Für die Pflanzen- und Tierwelt des Mittelmeers seien das «sehr schlechte Nachrichten», sagt Juza. Mit einer Hitzewelle während einiger Tage könnten viele Spezies zwar umgehen. Wenn die Hitze aber über längere Zeit anhalte so wie derzeit, könnten viele Arten an ihre Belastungsgrenze geraten. Ein Beispiel ist das nur im Mittelmeer heimische Neptungras, das als Lebensraum für viele Arten dient und zudem grosse Mengen Kohlenstoff bindet. Die Pflanze verträgt jedoch keine grossen Temperaturschwankungen, oberhalb von 27 Grad beginnen die Seegraswiesen laut Juza abzusterben.
Marine Hitzewellen führten oft zu Massensterben von Arten, die nicht mobil sind, wie zum Beispiel Schwämme, sagt Lorine Behr von der Universität Giessen. In Küstengebieten könne dies Auswirkungen auf den Fischfang haben. Im Projekt «Eastern Mediterranean Marine Heatwaves» untersucht die Doktorandin gemeinsam mit Kollegen derzeit, wie Hitzewellen im Meer entstehen und wie Ozean und Atmosphäre dabei interagieren. Behr geht davon aus, dass es sich noch um die gleiche Hitzewelle wie Mitte Juni handelt, die Hitze im Meer also seit rund sechs Wochen andauert.

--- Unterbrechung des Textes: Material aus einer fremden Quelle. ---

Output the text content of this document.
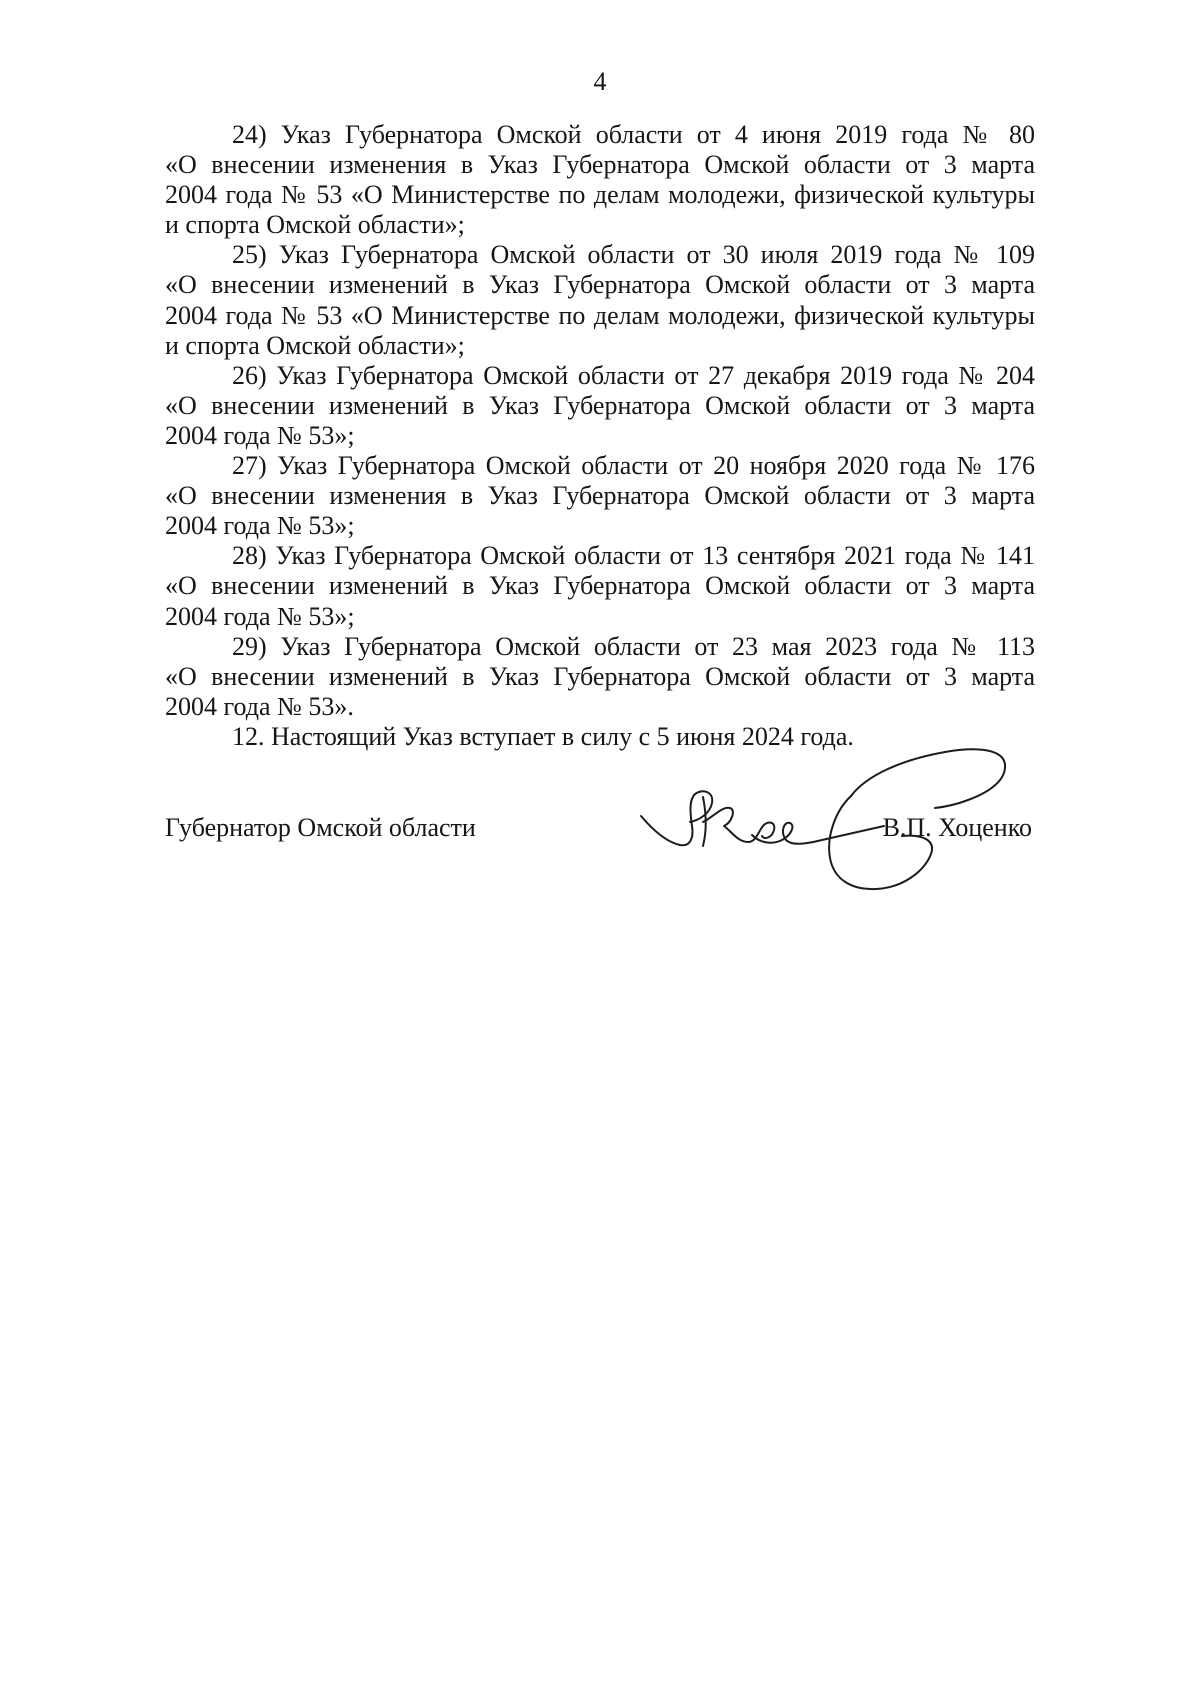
4
24) Указ Губернатора Омской области от 4 июня 2019 года № 80
«О внесении изменения в Указ Губернатора Омской области от 3 марта
2004 года № 53 «О Министерстве по делам молодежи, физической культуры
и спорта Омской области»;
25) Указ Губернатора Омской области от 30 июля 2019 года № 109
«О внесении изменений в Указ Губернатора Омской области от 3 марта
2004 года № 53 «О Министерстве по делам молодежи, физической культуры
и спорта Омской области»;
26) Указ Губернатора Омской области от 27 декабря 2019 года № 204
«О внесении изменений в Указ Губернатора Омской области от 3 марта
2004 года № 53»;
27) Указ Губернатора Омской области от 20 ноября 2020 года № 176
«О внесении изменения в Указ Губернатора Омской области от 3 марта
2004 года № 53»;
28) Указ Губернатора Омской области от 13 сентября 2021 года № 141
«О внесении изменений в Указ Губернатора Омской области от 3 марта
2004 года № 53»;
29) Указ Губернатора Омской области от 23 мая 2023 года № 113
«О внесении изменений в Указ Губернатора Омской области от 3 марта
2004 года № 53».
12. Настоящий Указ вступает в силу с 5 июня 2024 года.
Губернатор Омской области	В.П. Хоценко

Marine Hitzewellen haben Einfluss auf Küstengebiete
Als Grund für die extremen Temperaturen vermuten die Wissenschaftler prinzipiell ähnliche Mechanismen wie bei Hitzewellen an Land: eine Kombination aus anhaltenden atmosphärischen Hochdrucksystemen, hoher Sonneneinstrahlung, wenig Niederschlag und schwachen Windgeschwindigkeiten. «Daher ist die marine Hitzewelle sehr wahrscheinlich durch die andauernde atmosphärische Hitzewelle ausgelöst worden», sagt Behr.
Francisco Pastor betont, dass marine Hitzewellen umgekehrt auch auf die Küsten und somit den Menschen rückwirken. Üblicherweise dämpft eine Brise vom Meer her die grössten Temperaturausschläge an Land während des Tags etwas ab und kühlt die Luft während der Nacht. Ursache dafür ist laut Pastor aber der Temperaturunterschied zwischen Land und Meer, hohe Wassertemperaturen lassen den kühlenden Wind also eher ausbleiben. «Dadurch können die Temperaturen am Tag steigen, während der nächtliche Effekt verloren geht», sagt Pastor. Damit könne eine marine Hitzewelle eine atmosphärische Hitzewelle in Küstengebieten noch verstärken.